Max’s eyes grew wider and he stepped back as if he’d been shoved. “And you even just washed your truck! You’re getting blood off, weren’t you?”
“Look kid, I don’t have to get interrogated every time I wash my truck or mow my lawn or–”
“Do you think I’m stupid?” he demanded angrily. Marching forward, he bellowed in her face, “WHY’D YOU HAVE TO GO AN’ KILL MY DOG?”
“It was an accident!” she yelped, backing away with her hands held protectively before her.  
“No it wasn’t!  You’re a dog murderer!” He pointed an accusing finger at her.  
“Fine, I killed Bug! He was a bad dog, he was vicious–” yelled Marta, hair flying as she gestured wildly. “If it hadn’t been me, it would’ve been someone else! The whole neighborhood was scared to death of that–”
“He was just territorial!”
“Well, he never stayed in his own territory, did he? Terrorised the whole–” shouted Marta with her hands on her hips.
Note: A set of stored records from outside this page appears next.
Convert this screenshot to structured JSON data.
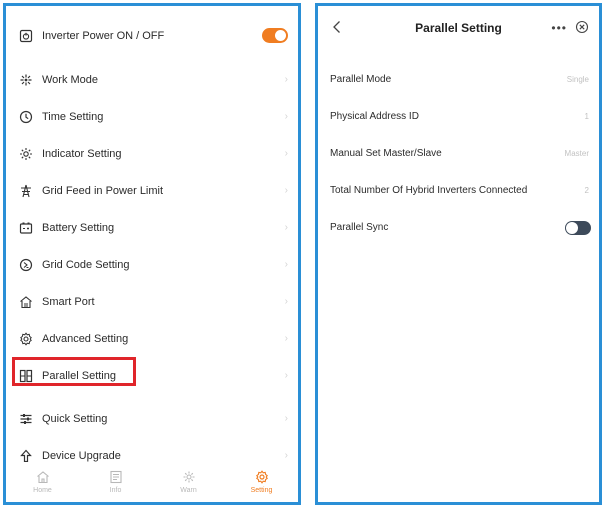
{
  "left_panel": {
    "power": {
      "label": "Inverter Power ON / OFF",
      "toggle_state": "on"
    },
    "menu": [
      {
        "label": "Work Mode",
        "icon": "work-mode-icon"
      },
      {
        "label": "Time Setting",
        "icon": "clock-icon"
      },
      {
        "label": "Indicator Setting",
        "icon": "indicator-icon"
      },
      {
        "label": "Grid Feed in Power Limit",
        "icon": "grid-tower-icon"
      },
      {
        "label": "Battery Setting",
        "icon": "battery-icon"
      },
      {
        "label": "Grid Code Setting",
        "icon": "grid-code-icon"
      },
      {
        "label": "Smart Port",
        "icon": "smart-port-icon"
      },
      {
        "label": "Advanced Setting",
        "icon": "gear-icon"
      },
      {
        "label": "Parallel Setting",
        "icon": "parallel-icon",
        "highlighted": true
      },
      {
        "label": "Quick Setting",
        "icon": "sliders-icon"
      },
      {
        "label": "Device Upgrade",
        "icon": "upgrade-icon"
      }
    ],
    "nav": [
      {
        "label": "Home",
        "icon": "home-icon"
      },
      {
        "label": "Info",
        "icon": "info-list-icon"
      },
      {
        "label": "Warn",
        "icon": "warning-icon"
      },
      {
        "label": "Setting",
        "icon": "setting-gear-icon",
        "active": true
      }
    ],
    "accent": "#f07d21",
    "highlight_color": "#e0252a"
  },
  "right_panel": {
    "title": "Parallel Setting",
    "more_label": "•••",
    "rows": [
      {
        "label": "Parallel Mode",
        "value": "Single"
      },
      {
        "label": "Physical Address ID",
        "value": "1"
      },
      {
        "label": "Manual Set Master/Slave",
        "value": "Master"
      },
      {
        "label": "Total Number Of Hybrid Inverters Connected",
        "value": "2"
      }
    ],
    "sync": {
      "label": "Parallel Sync",
      "toggle_state": "off"
    }
  },
  "frame_color": "#2a8fd6"
}
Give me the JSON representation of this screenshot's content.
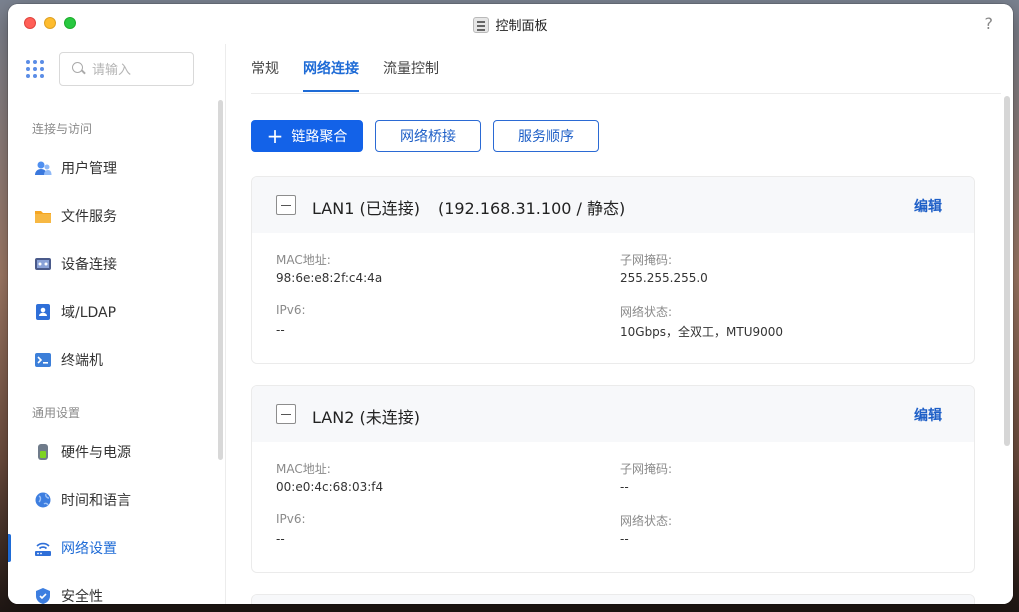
{
  "window": {
    "title": "控制面板",
    "help": "?"
  },
  "sidebar": {
    "search_placeholder": "请输入",
    "sections": [
      {
        "label": "连接与访问"
      },
      {
        "label": "通用设置"
      }
    ],
    "items": [
      {
        "label": "用户管理",
        "icon": "users-icon"
      },
      {
        "label": "文件服务",
        "icon": "folder-icon"
      },
      {
        "label": "设备连接",
        "icon": "device-icon"
      },
      {
        "label": "域/LDAP",
        "icon": "ldap-icon"
      },
      {
        "label": "终端机",
        "icon": "terminal-icon"
      },
      {
        "label": "硬件与电源",
        "icon": "hardware-icon"
      },
      {
        "label": "时间和语言",
        "icon": "globe-icon"
      },
      {
        "label": "网络设置",
        "icon": "network-icon",
        "active": true
      },
      {
        "label": "安全性",
        "icon": "shield-icon"
      }
    ]
  },
  "tabs": [
    {
      "label": "常规"
    },
    {
      "label": "网络连接",
      "active": true
    },
    {
      "label": "流量控制"
    }
  ],
  "toolbar": {
    "link_aggregation": "链路聚合",
    "network_bridge": "网络桥接",
    "service_order": "服务顺序"
  },
  "interfaces": [
    {
      "name": "LAN1 (已连接)",
      "ip": "(192.168.31.100 / 静态)",
      "edit": "编辑",
      "mac_label": "MAC地址:",
      "mac": "98:6e:e8:2f:c4:4a",
      "subnet_label": "子网掩码:",
      "subnet": "255.255.255.0",
      "ipv6_label": "IPv6:",
      "ipv6": "--",
      "status_label": "网络状态:",
      "status": "10Gbps，全双工，MTU9000"
    },
    {
      "name": "LAN2 (未连接)",
      "ip": "",
      "edit": "编辑",
      "mac_label": "MAC地址:",
      "mac": "00:e0:4c:68:03:f4",
      "subnet_label": "子网掩码:",
      "subnet": "--",
      "ipv6_label": "IPv6:",
      "ipv6": "--",
      "status_label": "网络状态:",
      "status": "--"
    }
  ],
  "colors": {
    "accent": "#1362e8",
    "link": "#1e5fc7"
  }
}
“He was just playing!” yelled Max, his voice cracking.
“Oh, playing with his teeth?” she scoffed.  
Max raised his hand to strike her, and for one fearful moment his fist remained poised, shaking. Then with effort he dropped it, his face tormented.  
“Get out of here!  Get home, Marta!” he spat, and she ran then, first to protect herself, then to be far enough away to not hear him, hating how the kid sobbed and cursed. When he yelled again it hurt like a punch in the gut, and she covered her ears but there was no keeping the words out.
“You know why I stayed at Gramma’s? So I wouldn’t be with him! You know why Bug ch-chased him in that corner? You know why Bug slept in front of my door at night? You know why Bug was my best– my best friend?  Huh?  You know why, Marta?”
Up the road, past the pickup she flew and through the gate. She leaped the steps in one bound, sending the glass of lemonade flying in her hurry, yanked open the screen door and slammed the heavy wooden door shut behind her, stumbling over the pile of sandals and shoes to look out the front window, but the yard and the road were empty. Tiptoeing to the kitchen, she drew the yellow curtain back and dared peek out the window that faced the Moores’ place. Through the yellowing leaves of the parched hydrangea, beyond the pasture where a few of her sheep lounged, she could see a single lonesome figure. The boy was still in his backyard, under his tree, kneeling beside the grave of his dog and shaking with sobs, because everything was lost.  
Gasping, Marta turned away and slid down the wall to sit on the linoleum floor, finally removing her sunglasses and snapping them in two.